Мати Божия Пречистая, воззри на мя грешного, и от сети диаволи избави мя, и на путь покаяния настави мя, да плачуся дел моих горько…

Мусульмане кричали из-за камней: «Русский! Свинья!» — и он на каждый их выкрик отвечал отрывистым трескучим выстрелом. Гильзы, крутясь, падали на истертый камуфляж Веньки, на его бугристую спину, на бритый затылок, на раскинутые мускулистые ноги, и воняло кислым дымом и запахом горелых волос… Да, Венька был мертв. Как странно!

«Свинья!» — кричали мусульмане, и он стрелял, вкладывая в каждый выстрел частицу своей истончающейся, вот-вот порвущейся души, и пули, как злые шмели, жалили неосторожных, и дико визжали, рикошетя от камней. Ему отвечали тем же.

«Будем делать чики-чики!» А он стрелял на каждый крик, и с каждым выстрелом будто что-то отрывалось от него. Патроны не экономил — что их теперь экономить?! Скорей бы уж… Кровь из ноги сочилась неумолимо, нога сделалась как бревно, и на глаза все плотнее и все чаще опускался кисейно-прозрачный покров. Ни страха, ни смятения, ни ужаса уже не было.
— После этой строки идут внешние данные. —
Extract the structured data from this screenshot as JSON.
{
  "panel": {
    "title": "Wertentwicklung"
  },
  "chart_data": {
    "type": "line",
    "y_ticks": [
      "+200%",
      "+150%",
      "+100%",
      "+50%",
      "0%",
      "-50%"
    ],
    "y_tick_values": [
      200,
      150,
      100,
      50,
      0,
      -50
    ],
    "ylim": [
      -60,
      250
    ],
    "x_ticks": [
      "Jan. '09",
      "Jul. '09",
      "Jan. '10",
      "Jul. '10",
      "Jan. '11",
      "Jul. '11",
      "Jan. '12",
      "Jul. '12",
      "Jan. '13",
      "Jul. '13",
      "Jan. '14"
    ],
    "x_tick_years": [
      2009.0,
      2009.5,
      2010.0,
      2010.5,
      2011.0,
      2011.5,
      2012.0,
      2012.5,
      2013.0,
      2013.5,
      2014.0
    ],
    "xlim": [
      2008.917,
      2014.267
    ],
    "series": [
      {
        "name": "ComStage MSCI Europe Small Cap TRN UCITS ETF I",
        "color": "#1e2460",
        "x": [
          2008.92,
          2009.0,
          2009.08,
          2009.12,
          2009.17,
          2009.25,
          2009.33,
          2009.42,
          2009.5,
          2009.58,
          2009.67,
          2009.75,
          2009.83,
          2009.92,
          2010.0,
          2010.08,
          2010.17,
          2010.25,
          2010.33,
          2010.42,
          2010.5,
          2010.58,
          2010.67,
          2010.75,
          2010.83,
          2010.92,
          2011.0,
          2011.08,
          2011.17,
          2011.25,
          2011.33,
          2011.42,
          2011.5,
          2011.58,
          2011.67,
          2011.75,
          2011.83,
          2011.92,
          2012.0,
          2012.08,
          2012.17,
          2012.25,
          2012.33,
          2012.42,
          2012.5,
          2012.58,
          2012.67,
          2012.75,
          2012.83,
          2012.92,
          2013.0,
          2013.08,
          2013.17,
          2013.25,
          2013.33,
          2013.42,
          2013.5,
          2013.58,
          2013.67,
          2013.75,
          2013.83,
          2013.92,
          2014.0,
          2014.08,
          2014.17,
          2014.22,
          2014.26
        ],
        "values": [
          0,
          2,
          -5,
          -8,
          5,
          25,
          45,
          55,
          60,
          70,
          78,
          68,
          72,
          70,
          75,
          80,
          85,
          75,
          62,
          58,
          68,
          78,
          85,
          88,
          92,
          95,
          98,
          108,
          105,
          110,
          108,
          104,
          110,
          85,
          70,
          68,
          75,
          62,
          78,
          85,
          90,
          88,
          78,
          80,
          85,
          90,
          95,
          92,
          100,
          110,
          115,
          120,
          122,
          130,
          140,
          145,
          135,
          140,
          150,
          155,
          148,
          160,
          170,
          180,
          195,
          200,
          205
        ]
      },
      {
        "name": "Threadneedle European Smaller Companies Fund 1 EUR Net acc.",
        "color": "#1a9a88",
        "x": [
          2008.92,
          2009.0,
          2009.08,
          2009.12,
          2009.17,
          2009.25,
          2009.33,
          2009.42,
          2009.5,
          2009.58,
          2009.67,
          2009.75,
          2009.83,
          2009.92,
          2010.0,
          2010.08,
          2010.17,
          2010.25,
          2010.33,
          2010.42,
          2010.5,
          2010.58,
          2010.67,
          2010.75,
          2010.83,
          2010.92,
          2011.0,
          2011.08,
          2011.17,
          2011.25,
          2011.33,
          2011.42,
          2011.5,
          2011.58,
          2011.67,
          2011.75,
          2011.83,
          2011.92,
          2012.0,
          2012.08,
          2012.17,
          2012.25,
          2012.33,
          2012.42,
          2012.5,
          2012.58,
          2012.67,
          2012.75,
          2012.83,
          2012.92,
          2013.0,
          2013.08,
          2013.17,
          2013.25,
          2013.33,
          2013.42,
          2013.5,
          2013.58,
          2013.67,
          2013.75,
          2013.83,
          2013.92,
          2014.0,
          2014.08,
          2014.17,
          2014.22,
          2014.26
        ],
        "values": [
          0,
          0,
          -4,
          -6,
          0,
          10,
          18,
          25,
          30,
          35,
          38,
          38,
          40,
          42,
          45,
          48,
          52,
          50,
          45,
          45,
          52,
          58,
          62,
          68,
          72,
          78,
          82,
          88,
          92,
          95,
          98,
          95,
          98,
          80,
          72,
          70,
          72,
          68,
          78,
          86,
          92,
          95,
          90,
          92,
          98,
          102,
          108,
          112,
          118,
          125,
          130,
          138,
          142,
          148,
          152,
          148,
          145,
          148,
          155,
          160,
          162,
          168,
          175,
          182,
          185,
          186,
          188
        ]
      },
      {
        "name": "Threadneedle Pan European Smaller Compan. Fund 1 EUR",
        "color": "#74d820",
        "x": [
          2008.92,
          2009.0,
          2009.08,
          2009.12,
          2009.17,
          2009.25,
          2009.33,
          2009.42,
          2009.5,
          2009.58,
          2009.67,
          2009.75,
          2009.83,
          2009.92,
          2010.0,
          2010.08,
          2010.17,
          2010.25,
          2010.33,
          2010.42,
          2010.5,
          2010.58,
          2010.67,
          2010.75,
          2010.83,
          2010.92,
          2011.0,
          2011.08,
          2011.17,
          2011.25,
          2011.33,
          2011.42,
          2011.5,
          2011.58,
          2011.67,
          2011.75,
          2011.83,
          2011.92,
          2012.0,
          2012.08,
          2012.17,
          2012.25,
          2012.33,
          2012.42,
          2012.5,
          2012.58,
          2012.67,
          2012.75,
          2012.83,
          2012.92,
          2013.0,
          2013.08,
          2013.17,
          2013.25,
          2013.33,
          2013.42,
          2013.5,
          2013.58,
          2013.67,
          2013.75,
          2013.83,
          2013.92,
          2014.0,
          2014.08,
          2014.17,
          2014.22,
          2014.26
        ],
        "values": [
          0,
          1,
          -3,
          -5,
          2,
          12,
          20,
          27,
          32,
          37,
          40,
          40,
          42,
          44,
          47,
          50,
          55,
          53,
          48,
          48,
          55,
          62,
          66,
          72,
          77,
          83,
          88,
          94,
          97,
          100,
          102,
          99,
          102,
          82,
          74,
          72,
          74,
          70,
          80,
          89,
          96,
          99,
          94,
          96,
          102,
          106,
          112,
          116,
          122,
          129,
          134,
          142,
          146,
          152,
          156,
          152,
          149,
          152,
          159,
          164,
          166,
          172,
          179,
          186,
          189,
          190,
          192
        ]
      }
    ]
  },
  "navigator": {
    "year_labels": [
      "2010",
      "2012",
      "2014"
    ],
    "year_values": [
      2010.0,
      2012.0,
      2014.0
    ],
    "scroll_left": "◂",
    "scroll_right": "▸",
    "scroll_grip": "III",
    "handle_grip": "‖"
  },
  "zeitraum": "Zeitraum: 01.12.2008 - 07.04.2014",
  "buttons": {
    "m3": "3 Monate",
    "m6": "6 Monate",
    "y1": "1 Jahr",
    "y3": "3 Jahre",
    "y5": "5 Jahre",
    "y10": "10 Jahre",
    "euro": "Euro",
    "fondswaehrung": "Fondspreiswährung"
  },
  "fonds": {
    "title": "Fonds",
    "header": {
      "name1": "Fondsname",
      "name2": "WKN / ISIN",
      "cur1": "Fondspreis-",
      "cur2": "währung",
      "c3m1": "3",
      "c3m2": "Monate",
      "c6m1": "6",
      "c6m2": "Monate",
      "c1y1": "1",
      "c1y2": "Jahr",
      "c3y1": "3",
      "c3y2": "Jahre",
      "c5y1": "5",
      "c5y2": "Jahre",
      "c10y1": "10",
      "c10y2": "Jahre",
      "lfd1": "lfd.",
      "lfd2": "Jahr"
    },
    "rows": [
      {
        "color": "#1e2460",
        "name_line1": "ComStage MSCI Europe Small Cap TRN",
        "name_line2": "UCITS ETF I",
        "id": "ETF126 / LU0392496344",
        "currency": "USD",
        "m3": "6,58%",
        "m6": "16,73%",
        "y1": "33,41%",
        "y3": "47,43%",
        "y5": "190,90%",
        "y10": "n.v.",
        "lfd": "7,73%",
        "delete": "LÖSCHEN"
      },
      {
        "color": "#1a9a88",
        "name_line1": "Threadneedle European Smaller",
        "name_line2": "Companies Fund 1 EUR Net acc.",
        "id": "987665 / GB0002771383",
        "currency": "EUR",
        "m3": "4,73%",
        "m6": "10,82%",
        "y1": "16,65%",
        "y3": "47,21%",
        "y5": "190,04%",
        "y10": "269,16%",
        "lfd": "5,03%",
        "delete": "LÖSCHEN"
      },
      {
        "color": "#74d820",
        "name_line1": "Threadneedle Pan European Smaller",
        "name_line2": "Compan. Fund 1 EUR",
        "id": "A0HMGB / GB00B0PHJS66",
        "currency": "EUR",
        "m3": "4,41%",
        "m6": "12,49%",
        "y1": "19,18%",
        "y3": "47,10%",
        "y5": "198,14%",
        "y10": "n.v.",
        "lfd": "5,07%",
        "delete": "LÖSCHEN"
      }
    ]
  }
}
И, видно, как последнее наказание за давние грехи, стали мерещиться ему ранние его мистические картины: то нечто расплывчато-многозначительное, похожее то ли на чудище мерзкое, то ли на диковинный цветок-вампир, то улитки-рогоносцы в зелено-лиловых тонах, то белая фурия в подвенечном платье; в общем, как кто-то метко заметил: то ли эстетические химеры, то ли эстетствующие монстры. Ах, как нахваливали его профессора за этот доморощенный сюрреализм, прямо с пеной у рта, чего только не находили в его творчестве, какое сулили будущее! И до чего самому всякий раз становилось при этом мерзостно, горько и страшно… Ему вспомнился тот священный трепет души, который пришлось испытать после покаяния и причащения — со слезами и рыданиями, с горловыми спазмами. Тогда, придя в общагу, перенаполненную вином, перегаром и блудом свальным, он все свои дьявольские картинки, за которые профессора ставили ему неизменно высшие баллы, предал огню. И поехал на Валаам.

И уже там, будучи послушником, получил письмо от Веньки: тот писал, что отслужил в ВДВ и что живопись забросил, все это, брат, финтифлюшки, блажь от жиру и душевной косности, а для настоящей жизни нужна настоящая работа, не болтовня на исторические темы, как раньше, и не маскарад с формой, а — настоящая борьба, и что нашел таких парней, целеустремленных и твердых, нашел дело, за которое не жаль и саму жизнь положить… Он порадовался тогда за Веньку и помолился за него.

Спаси, Господи, люди Твоя и благослови достояние Твое, победы православным христианом на сопротивныя даруя и Твое сохраняя Крестом Твоим жительство…

После Венькиного письма странная его обуяла тоска. Что ж, выходит: он тут, в монастыре, спасается, а другие солдатский послух несут. И пошел он к игумену, и поведал ему свои печали. И тот сказал: иди и служи, коль совесть угрызает, благословляю. Хотя ты и тут очень нужен — иконостас расписывать. И пошел он тогда в скит, к старцу валаамскому, и поделился своими душевными раздорами. И тот сказал: езжай к воинскому начальнику и объясни ему все. Как он скажет, так и поступи: служить — значит служить, расписывать — значит расписывать. И поехал он на Урал, на родину, где состоял на учете в военкомате, и зашел к военкому, и рассказал ему все как на духу. Седой подполковник выслушал и прослезился. Возвращайся, сказал, и молись за нас, грешных, расписывай иконостас, это и будет, сынок, твоя служба. И отпустил его с миром.

После чего расписал он с упоением и радостью иконостас: пустил по сияющему золоту сочную киноварь и оттенил голубой лазурью, и святые получились не столько строгие, сколько веселые и радостные, осиянные счастьем — чему долго дивились отцы церкви и в задумчивости чесали затылки. И в конце концов решили: быть посему! Что это нашим святым пребывать всегда в посте и в строгости? Пусть хоть в одном храме будут жизнеликующими.